Recently, Labor MP and former Australian Army officer Mike Kelly proposed a new form of civil service that could be mobilised in response to national emergencies like the climate-induced bushfires currently ravaging the country. While it is good to see bold solutions being proposed to deal with the climate emergency, the civil defence corps proposed by Dr Kelly is inherently flawed.
Conscription and national service occupy a controversial and contested ground in Australian history. The wartime mobilisations Dr Kelly points to in the 20th century were fiercely resisted by trade unions, churches and civil society. From the rejection of military conscription in the First World War through to the anti-war sentiments inspired by the Vietnam War, Australians have consistently opposed mandatory service requirements.
Mandatory service is unpalatable because of two key aspects. The first is the disproportionate way it affects different populations of Australians. Service is often exempt under certain circumstances, usually in ways that benefit more affluent families, making less fortunate, working class or culturally diverse communities more likely to be conscripted into service.
Secondly, and most importantly, mandatory service regimes are built on the idea that young people are rudderless and need to be taught the values of hard work against their will. This view is baseless, and academic studies of Australian youth show how hard young Australians are working.
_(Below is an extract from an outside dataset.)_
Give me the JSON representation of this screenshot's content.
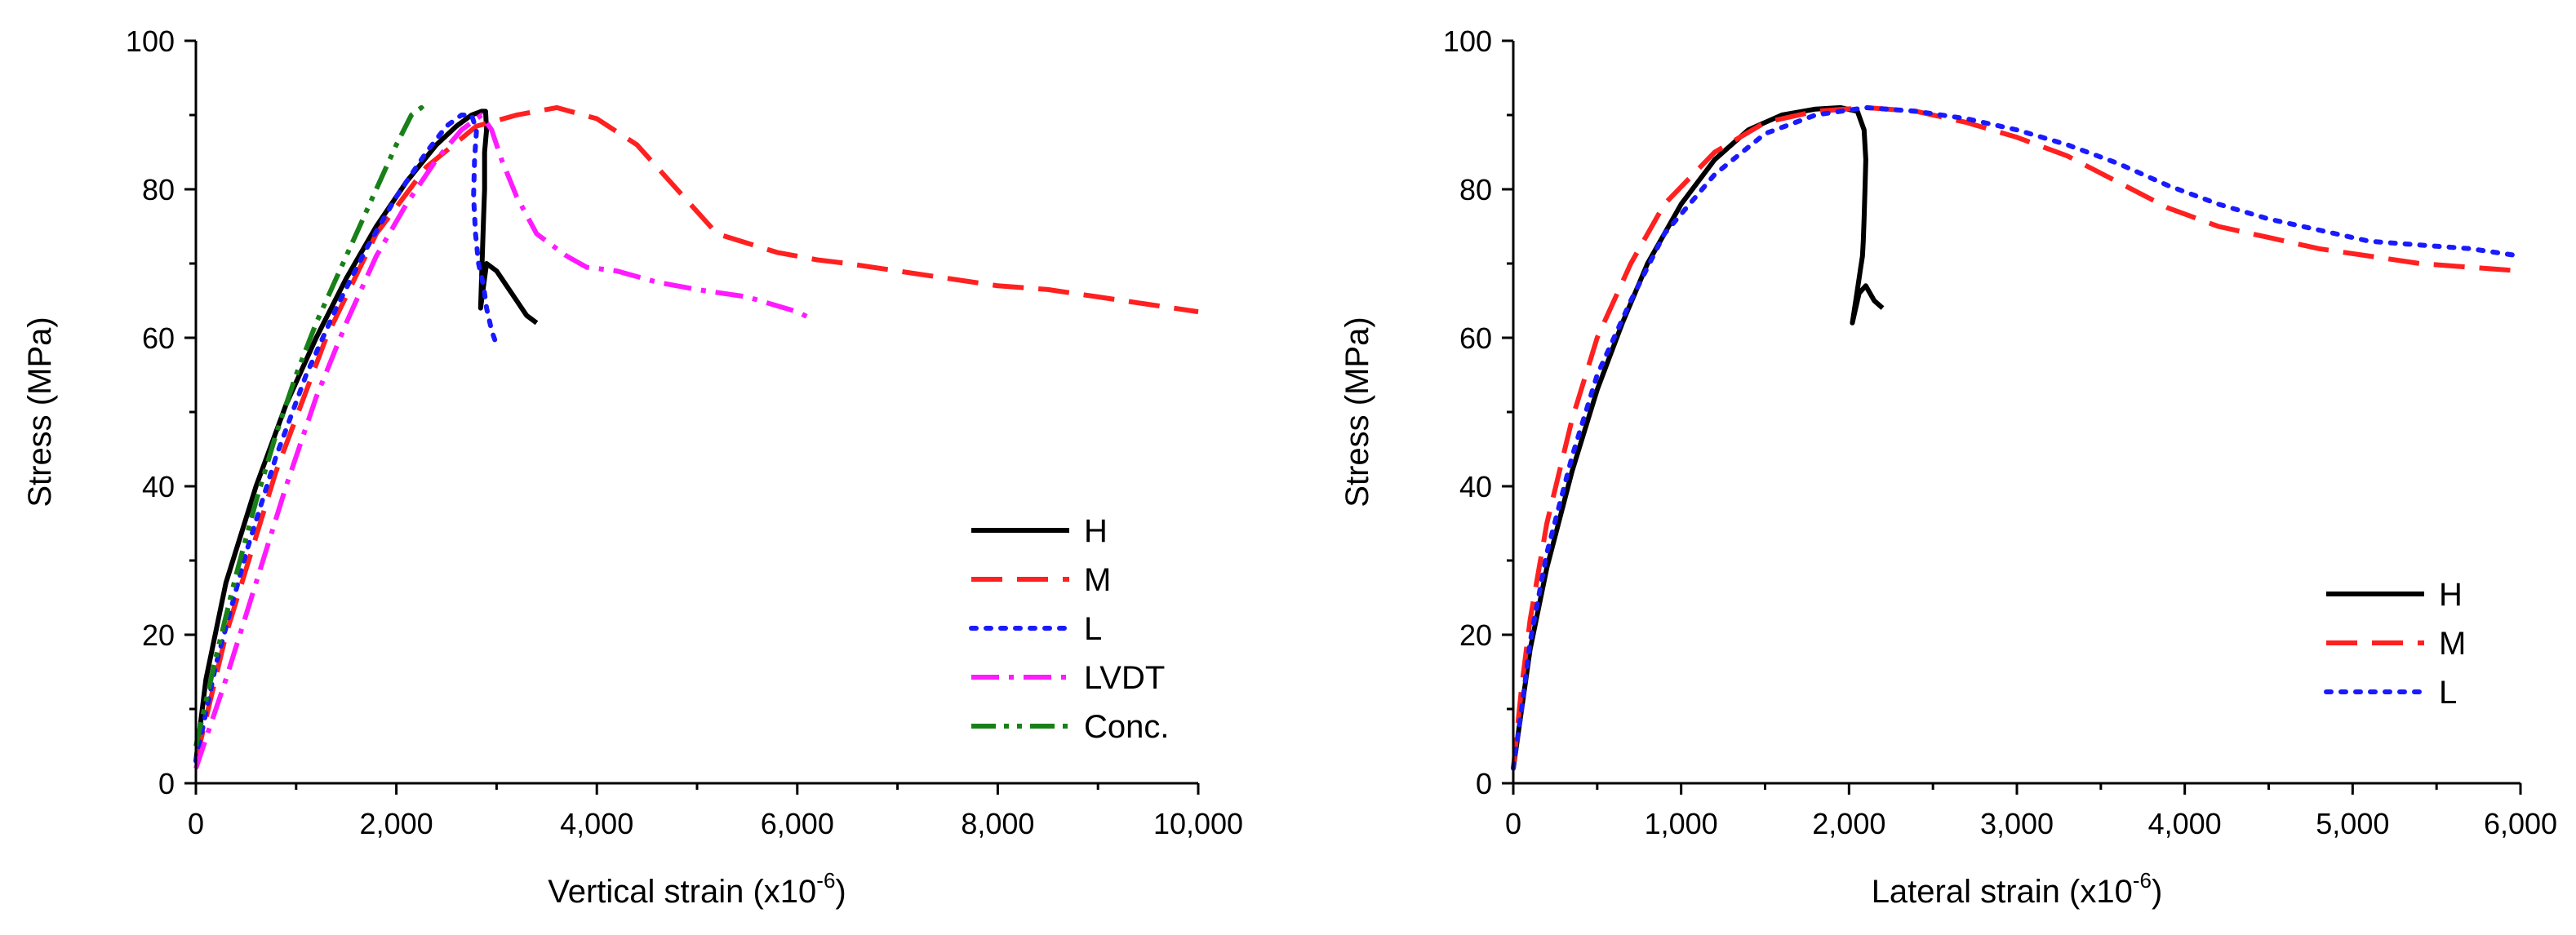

As a cohort, young Australians are overworked, overeducated and underpaid, and while they consistently list the environment and lack of jobs as the two most important issues affecting their generation, a year of mandatory service fighting fires is unlikely to lead to a safer climate or secure employment.
While the proposal is flawed, it is fundamentally grounded in reality. As Dr Kelly notes, the current crisis management system is no longer fit for purpose as the climate changes. Our firefighters are stretched well beyond normal limits, and there is little doubt that our ability to mobilise additional resources in times of crisis will become essential to our survival as extreme weather events become more common.
Yet Dr Kelly's civil defence corps is oddly reminiscent of the recently defunded Green Army initiative, created under former prime minister Tony Abbott as the environmental wing of the government's highly unpopular work-for-the-dole scheme.
In 2015 the Green Army were mobilised for just under 50 disaster response projects around the country, mostly dealing with flood and storm recovery initiatives. This workforce was comprised of young Australians who were out of work, and employed them to do unskilled labouring, regardless of skills or qualifications. Worse still, there has been no evidence to suggest that the participants in this program found ongoing employment as a result of their participation.
That is because this kind of solution only deals with one side of the equation. We need to not only invest in strategies that are responsive and reactionary, but in preventative measures as well. We need to build permanent pathways for skilled and unskilled work that provide secure employment as well as contribute to disaster prevention.
Instead of investing in a Green Army Reserves, the government could create a dedicated institution that would oversee and manage our response to climate-induced disasters - a National Climate Response and Mitigation Authority. This body could operate as a branch within the Department of Home Affairs, and could provide employment across a range of skilled and unskilled areas.
Public servants would help to co-ordinate the activities of state-based emergency services, as well as preventative and regenerative specialists, such as arborists, environmental engineers, and planners. Labourers and tradespeople could be employed to build infrastructure that would make areas less prone to extreme weather events, such as water pipelines and dams.
The authority could draw on First Nations expertise regarding native plant propagation and land management, working with local elders to make sure vegetation is sustainable in the Australian climate. They could invest in research that investigates best-practice response to climate-induced disasters, as well as preventative technologies and techniques.
Most importantly, any investment in disaster response and management should be built on providing secure, ongoing employment to Australians of all ages, and ensure that career pathways are available that comply with our industrial relations framework.
Conscripting young people to be reservists in the climate war is not the solution. We need dedicated professionals who can help prevent crises, not just manage and respond to them. Only then can we attempt to combat the twin crises of environment and employment that threaten our country as the climate changes.
- Shirley Jackson is a senior economist at progressive think tank Per Capita.